Il peso economico e la strategia di mercato
Come riportato stamattina da La Gazzetta dello Sport, la situazione di Nkunku è diventata spinosa anche per via dell’investimento effettuato: parliamo infatti dell’acquisto più costoso dello scorso mercato estivo del Milan, pagato ben 37,5 milioni di euro più bonus ai Blues. Dopo una sola stagione, l’avventura rossonera sembra essere già arrivata ai titoli di coda. Il suo agente, Pini Zahavi, è stato segnalato a Milano in questi giorni ed è già al lavoro per presentare in via Aldo Rossi offerte che partano da una base di almeno 40 milioni di euro.
L’incastro Lewandowski e le manovre di Pini Zahavi
L’obiettivo della dirigenza rossonera è chiaro: monetizzare l’addio del francese per reinvestire immediatamente la cifra su un nuovo attaccante, considerato più utile e funzionale al sistema di gioco di Allegri. In questo senso, la presenza di Zahari a Milano alimenta anche altre suggestioni. Tra gli assistiti del potente agente figura infatti anche Robert Lewandowski, il 37enne centravanti polacco in uscita a parametro zero dal Barcellona al termine di questa stagione.

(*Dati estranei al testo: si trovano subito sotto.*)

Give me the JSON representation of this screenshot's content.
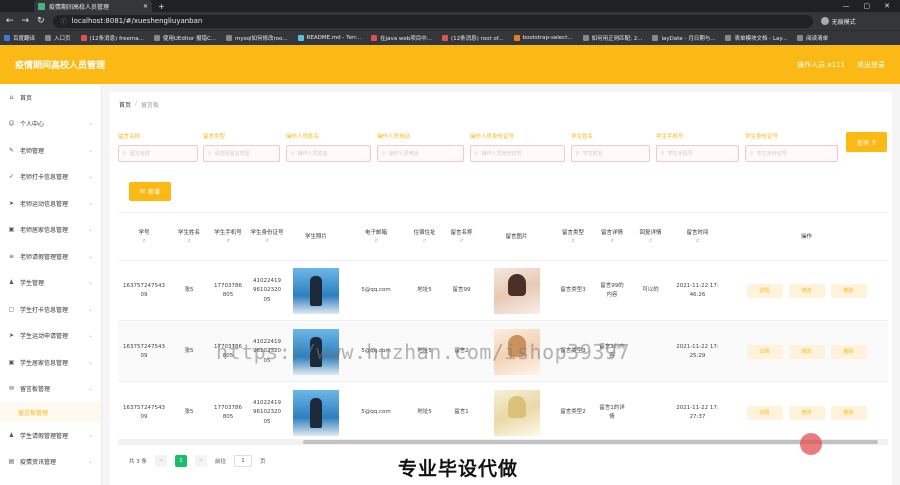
{
  "browser": {
    "tab_title": "疫情期间高校人员管理",
    "url": "localhost:8081/#/xueshengliuyanban",
    "profile_label": "无痕模式",
    "bookmarks": [
      {
        "label": "百度翻译",
        "color": "#3a7bd5"
      },
      {
        "label": "入口页",
        "color": "#888888"
      },
      {
        "label": "(12条消息) freema...",
        "color": "#d9534f"
      },
      {
        "label": "使用UEditor 报错C...",
        "color": "#888888"
      },
      {
        "label": "mysql如何修改roo...",
        "color": "#888888"
      },
      {
        "label": "README.md - Terr...",
        "color": "#5bc0de"
      },
      {
        "label": "在java web项目中...",
        "color": "#d9534f"
      },
      {
        "label": "(12条消息) root of...",
        "color": "#d9534f"
      },
      {
        "label": "bootstrap-select...",
        "color": "#e67e22"
      },
      {
        "label": "如何用正则匹配; 2...",
        "color": "#888888"
      },
      {
        "label": "layDate - 月日期与...",
        "color": "#888888"
      },
      {
        "label": "表单模块文档 - Lay...",
        "color": "#888888"
      },
      {
        "label": "阅读清单",
        "color": "#888888"
      }
    ]
  },
  "header": {
    "title": "疫情期间高校人员管理",
    "user_label": "操作人员 a111",
    "logout_label": "退出登录"
  },
  "sidebar": {
    "items": [
      {
        "label": "首页",
        "icon": "home-icon",
        "glyph": "⌂",
        "chev": false
      },
      {
        "label": "个人中心",
        "icon": "user-icon",
        "glyph": "☺",
        "chev": true
      },
      {
        "label": "老师管理",
        "icon": "teacher-icon",
        "glyph": "✎",
        "chev": true
      },
      {
        "label": "老师打卡信息管理",
        "icon": "checkin-icon",
        "glyph": "✓",
        "chev": true
      },
      {
        "label": "老师运动信息管理",
        "icon": "send-icon",
        "glyph": "➤",
        "chev": true
      },
      {
        "label": "老师居家信息管理",
        "icon": "house-icon",
        "glyph": "▣",
        "chev": true
      },
      {
        "label": "老师请假管理管理",
        "icon": "list-icon",
        "glyph": "≡",
        "chev": true
      },
      {
        "label": "学生管理",
        "icon": "student-icon",
        "glyph": "♟",
        "chev": true
      },
      {
        "label": "学生打卡信息管理",
        "icon": "bracket-icon",
        "glyph": "▢",
        "chev": true
      },
      {
        "label": "学生运动申请管理",
        "icon": "send-icon",
        "glyph": "➤",
        "chev": true
      },
      {
        "label": "学生居家信息管理",
        "icon": "house-icon",
        "glyph": "▣",
        "chev": true
      },
      {
        "label": "留言板管理",
        "icon": "message-icon",
        "glyph": "✉",
        "chev": true
      },
      {
        "label": "学生请假管理管理",
        "icon": "student-icon",
        "glyph": "♟",
        "chev": true
      },
      {
        "label": "疫情资讯管理",
        "icon": "news-icon",
        "glyph": "▤",
        "chev": true
      }
    ],
    "active_sub": "留言板管理"
  },
  "breadcrumb": {
    "home": "首页",
    "sep": "/",
    "current": "留言板"
  },
  "filters": [
    {
      "label": "留言名称",
      "placeholder": "留言名称"
    },
    {
      "label": "留言类型",
      "placeholder": "请选择留言类型"
    },
    {
      "label": "操作人员姓名",
      "placeholder": "操作人员姓名"
    },
    {
      "label": "操作人员电话",
      "placeholder": "操作人员电话"
    },
    {
      "label": "操作人员身份证号",
      "placeholder": "操作人员身份证号"
    },
    {
      "label": "学生姓名",
      "placeholder": "学生姓名"
    },
    {
      "label": "学生手机号",
      "placeholder": "学生手机号"
    },
    {
      "label": "学生身份证号",
      "placeholder": "学生身份证号"
    }
  ],
  "buttons": {
    "search": "查询",
    "add": "新增"
  },
  "table": {
    "columns": [
      "学号",
      "学生姓名",
      "学生手机号",
      "学生身份证号",
      "学生照片",
      "电子邮箱",
      "住宿住址",
      "留言名称",
      "留言图片",
      "留言类型",
      "留言详情",
      "回复详情",
      "留言时间",
      "操作"
    ],
    "rows": [
      {
        "no": "16375724754309",
        "name": "张5",
        "phone": "17703786805",
        "idcard": "410224199610232005",
        "email": "5@qq.com",
        "addr": "地址5",
        "msg_name": "留言99",
        "type": "留言类型3",
        "detail": "留言99的内容",
        "reply": "可以的",
        "time": "2021-11-22 17:46:26"
      },
      {
        "no": "16375724754309",
        "name": "张5",
        "phone": "17703786805",
        "idcard": "410224199610232005",
        "email": "5@qq.com",
        "addr": "地址5",
        "msg_name": "留言2",
        "type": "留言类型3",
        "detail": "留言2的内容",
        "reply": "",
        "time": "2021-11-22 17:25:29"
      },
      {
        "no": "16375724754309",
        "name": "张5",
        "phone": "17703786805",
        "idcard": "410224199610232005",
        "email": "5@qq.com",
        "addr": "地址5",
        "msg_name": "留言1",
        "type": "留言类型2",
        "detail": "留言1的详情",
        "reply": "",
        "time": "2021-11-22 17:27:37"
      }
    ],
    "ops": [
      "详情",
      "修改",
      "删除"
    ]
  },
  "pager": {
    "total": "共 3 条",
    "prev": "<",
    "current": "1",
    "next": ">",
    "goto": "前往",
    "page_input": "1",
    "page_unit": "页"
  },
  "overlay": {
    "watermark": "https://www.huzhan.com/ishop39397",
    "banner": "专业毕设代做"
  }
}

Sebbene il nome del polacco venga accostato con insistenza al Milan per risolvere i problemi di finalizzazione della squadra, la pista rimane tortuosa. A frenare l’entusiasmo della società sono principalmente l’età avanzata del calciatore e i costi elevati dell’ingaggio, che mal si conciliano con la politica di sostenibilità del club. Resta però il fatto che il tesoretto derivante dalla possibile cessione di Nkunku potrebbe cambiare le carte in tavola per il mercato in entrata.